When was the last time someone spent an hour on a computer engaged in a discussion without clicking into an extraneous application or checking email or sending an instant message? Computers embrace multi-tasking, continually diverting the mind. Educational lectures, on the other hand, hope to dedicate one’s focus, and at business school they intend to foster contemplation and debate. Burying one’s head in a computer is an easy way of ignoring all of that.

I personally know how it feels to be absorbed by a computer, and I prefer to not bring mine to class. (In the courses I have taken where professors encouraged computer use, like decision models and corporate finance, I felt the waxing and waning of my own attention.) Watching myself and my peers occasionally use their laptops in a lecture, I see what is lost: full attention, an interest in discussion, and so forth. It creates drag and diminishes the power of the session.

Columbia Business School prides itself on pervasive Internet access, and Stern itself has wifi all over the school. But being wired isn’t what business school is about. Open-minded, face-to-face human interaction: that’s where the action is. And where the laptops aren’t.

Best practices and MediaPost

I joined MediaPost today, after years of reading, because I was curious what membership got me.

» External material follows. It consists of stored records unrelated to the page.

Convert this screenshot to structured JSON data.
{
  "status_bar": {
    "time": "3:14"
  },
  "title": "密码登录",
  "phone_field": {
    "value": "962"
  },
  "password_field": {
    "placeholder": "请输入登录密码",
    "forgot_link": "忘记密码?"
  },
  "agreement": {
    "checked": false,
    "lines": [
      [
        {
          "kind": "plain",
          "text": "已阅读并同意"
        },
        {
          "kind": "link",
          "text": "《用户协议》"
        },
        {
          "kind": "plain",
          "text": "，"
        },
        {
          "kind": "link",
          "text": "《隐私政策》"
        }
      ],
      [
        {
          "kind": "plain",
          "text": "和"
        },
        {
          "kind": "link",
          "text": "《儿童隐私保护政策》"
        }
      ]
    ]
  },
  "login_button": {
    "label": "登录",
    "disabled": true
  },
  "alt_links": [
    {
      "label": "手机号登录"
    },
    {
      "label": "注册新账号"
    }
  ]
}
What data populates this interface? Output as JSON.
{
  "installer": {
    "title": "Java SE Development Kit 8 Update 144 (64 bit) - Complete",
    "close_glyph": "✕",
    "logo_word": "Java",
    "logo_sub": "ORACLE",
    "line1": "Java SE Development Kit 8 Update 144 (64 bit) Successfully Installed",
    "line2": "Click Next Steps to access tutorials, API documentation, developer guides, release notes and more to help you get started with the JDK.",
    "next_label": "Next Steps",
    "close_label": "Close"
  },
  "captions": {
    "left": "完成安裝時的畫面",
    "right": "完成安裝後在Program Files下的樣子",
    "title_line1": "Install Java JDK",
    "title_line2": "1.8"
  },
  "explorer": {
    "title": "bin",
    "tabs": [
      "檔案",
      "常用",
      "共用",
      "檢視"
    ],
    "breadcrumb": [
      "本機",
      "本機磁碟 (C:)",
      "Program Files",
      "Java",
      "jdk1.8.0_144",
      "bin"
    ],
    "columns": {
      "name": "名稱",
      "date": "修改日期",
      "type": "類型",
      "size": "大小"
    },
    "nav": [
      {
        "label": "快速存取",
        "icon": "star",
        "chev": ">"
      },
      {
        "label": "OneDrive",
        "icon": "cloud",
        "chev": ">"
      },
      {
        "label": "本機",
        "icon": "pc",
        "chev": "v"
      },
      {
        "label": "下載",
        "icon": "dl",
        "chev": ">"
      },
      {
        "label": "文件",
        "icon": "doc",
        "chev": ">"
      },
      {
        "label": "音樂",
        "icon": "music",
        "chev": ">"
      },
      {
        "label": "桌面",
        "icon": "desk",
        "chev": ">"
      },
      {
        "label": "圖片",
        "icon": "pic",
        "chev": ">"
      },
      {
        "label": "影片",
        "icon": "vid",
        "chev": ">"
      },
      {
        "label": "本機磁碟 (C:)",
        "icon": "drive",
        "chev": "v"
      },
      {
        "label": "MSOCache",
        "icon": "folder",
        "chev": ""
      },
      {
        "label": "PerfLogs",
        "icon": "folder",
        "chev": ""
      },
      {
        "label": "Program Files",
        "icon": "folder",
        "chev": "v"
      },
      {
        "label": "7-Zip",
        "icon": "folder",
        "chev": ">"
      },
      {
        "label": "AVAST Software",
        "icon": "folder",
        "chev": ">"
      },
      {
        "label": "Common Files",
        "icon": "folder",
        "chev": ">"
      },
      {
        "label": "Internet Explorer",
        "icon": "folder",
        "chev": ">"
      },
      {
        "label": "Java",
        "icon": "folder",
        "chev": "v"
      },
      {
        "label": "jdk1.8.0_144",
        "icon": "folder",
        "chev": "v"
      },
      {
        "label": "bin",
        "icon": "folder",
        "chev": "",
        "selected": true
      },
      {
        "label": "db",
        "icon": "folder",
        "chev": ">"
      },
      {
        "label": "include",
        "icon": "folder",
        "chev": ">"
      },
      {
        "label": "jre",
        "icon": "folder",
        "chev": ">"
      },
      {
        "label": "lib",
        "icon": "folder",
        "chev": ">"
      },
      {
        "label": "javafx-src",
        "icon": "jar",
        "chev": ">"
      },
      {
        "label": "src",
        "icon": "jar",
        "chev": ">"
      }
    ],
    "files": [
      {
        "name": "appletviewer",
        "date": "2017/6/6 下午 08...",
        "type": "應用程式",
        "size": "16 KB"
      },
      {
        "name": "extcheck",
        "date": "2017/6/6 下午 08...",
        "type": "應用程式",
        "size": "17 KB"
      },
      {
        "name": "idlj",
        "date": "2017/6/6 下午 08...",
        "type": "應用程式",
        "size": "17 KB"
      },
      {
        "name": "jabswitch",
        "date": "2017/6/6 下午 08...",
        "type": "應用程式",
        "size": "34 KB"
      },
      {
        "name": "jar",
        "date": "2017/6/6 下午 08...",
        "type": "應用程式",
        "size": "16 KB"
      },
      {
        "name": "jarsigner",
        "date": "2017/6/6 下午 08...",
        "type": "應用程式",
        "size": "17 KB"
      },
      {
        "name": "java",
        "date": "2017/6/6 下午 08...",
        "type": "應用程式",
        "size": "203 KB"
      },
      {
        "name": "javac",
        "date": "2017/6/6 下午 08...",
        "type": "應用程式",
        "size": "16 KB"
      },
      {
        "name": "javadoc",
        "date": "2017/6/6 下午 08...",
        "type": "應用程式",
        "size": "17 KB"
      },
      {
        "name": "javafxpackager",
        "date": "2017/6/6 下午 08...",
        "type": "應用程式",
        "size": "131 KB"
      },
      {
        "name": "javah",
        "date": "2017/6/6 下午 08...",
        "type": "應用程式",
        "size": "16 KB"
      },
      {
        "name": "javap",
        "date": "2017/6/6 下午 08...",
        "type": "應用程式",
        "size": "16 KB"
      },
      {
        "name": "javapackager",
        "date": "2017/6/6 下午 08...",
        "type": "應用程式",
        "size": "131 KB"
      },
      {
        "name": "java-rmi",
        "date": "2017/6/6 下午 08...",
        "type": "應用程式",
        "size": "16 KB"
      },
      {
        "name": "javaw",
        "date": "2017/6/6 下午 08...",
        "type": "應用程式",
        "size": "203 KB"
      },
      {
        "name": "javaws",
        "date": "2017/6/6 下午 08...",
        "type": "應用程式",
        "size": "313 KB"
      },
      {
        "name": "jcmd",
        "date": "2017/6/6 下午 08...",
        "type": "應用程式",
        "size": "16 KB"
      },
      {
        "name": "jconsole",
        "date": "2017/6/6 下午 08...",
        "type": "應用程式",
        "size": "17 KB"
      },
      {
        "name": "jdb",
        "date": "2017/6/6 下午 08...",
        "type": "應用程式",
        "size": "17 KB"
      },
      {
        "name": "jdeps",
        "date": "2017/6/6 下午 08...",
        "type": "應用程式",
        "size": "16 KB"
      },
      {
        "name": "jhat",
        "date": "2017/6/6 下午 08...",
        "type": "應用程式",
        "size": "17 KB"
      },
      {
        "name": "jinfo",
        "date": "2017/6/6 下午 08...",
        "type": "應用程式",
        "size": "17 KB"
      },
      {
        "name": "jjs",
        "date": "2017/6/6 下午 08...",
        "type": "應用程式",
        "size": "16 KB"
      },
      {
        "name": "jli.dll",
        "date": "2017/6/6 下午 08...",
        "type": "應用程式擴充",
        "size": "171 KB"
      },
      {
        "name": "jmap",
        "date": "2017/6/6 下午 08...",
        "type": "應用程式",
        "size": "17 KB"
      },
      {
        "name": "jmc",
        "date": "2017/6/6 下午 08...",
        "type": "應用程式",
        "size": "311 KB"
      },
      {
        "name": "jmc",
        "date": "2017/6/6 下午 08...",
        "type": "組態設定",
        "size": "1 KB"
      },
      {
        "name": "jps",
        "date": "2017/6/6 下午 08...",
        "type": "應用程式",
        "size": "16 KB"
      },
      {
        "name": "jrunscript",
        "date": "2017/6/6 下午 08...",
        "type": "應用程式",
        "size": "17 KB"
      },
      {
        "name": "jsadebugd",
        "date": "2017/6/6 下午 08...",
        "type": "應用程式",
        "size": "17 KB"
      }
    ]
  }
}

The answer: three newsletter-style emails in the past five hours, none of which I requested to receive.

Logging into the site to turn off my feeds, I discovered that signing up for the site registered me for fifteen daily and weekly emails, all of which are opt-out. (screenshot)

I wonder how long it will be before I have to turn off the email address I used, once it’s sold to the lowest bidder and turned into a spam receptacle.

Nice touch

Alamo Rental Cars’ email opt-out confirmation concludes with, “We’re going to miss you!” Caught me off guard and made me smile.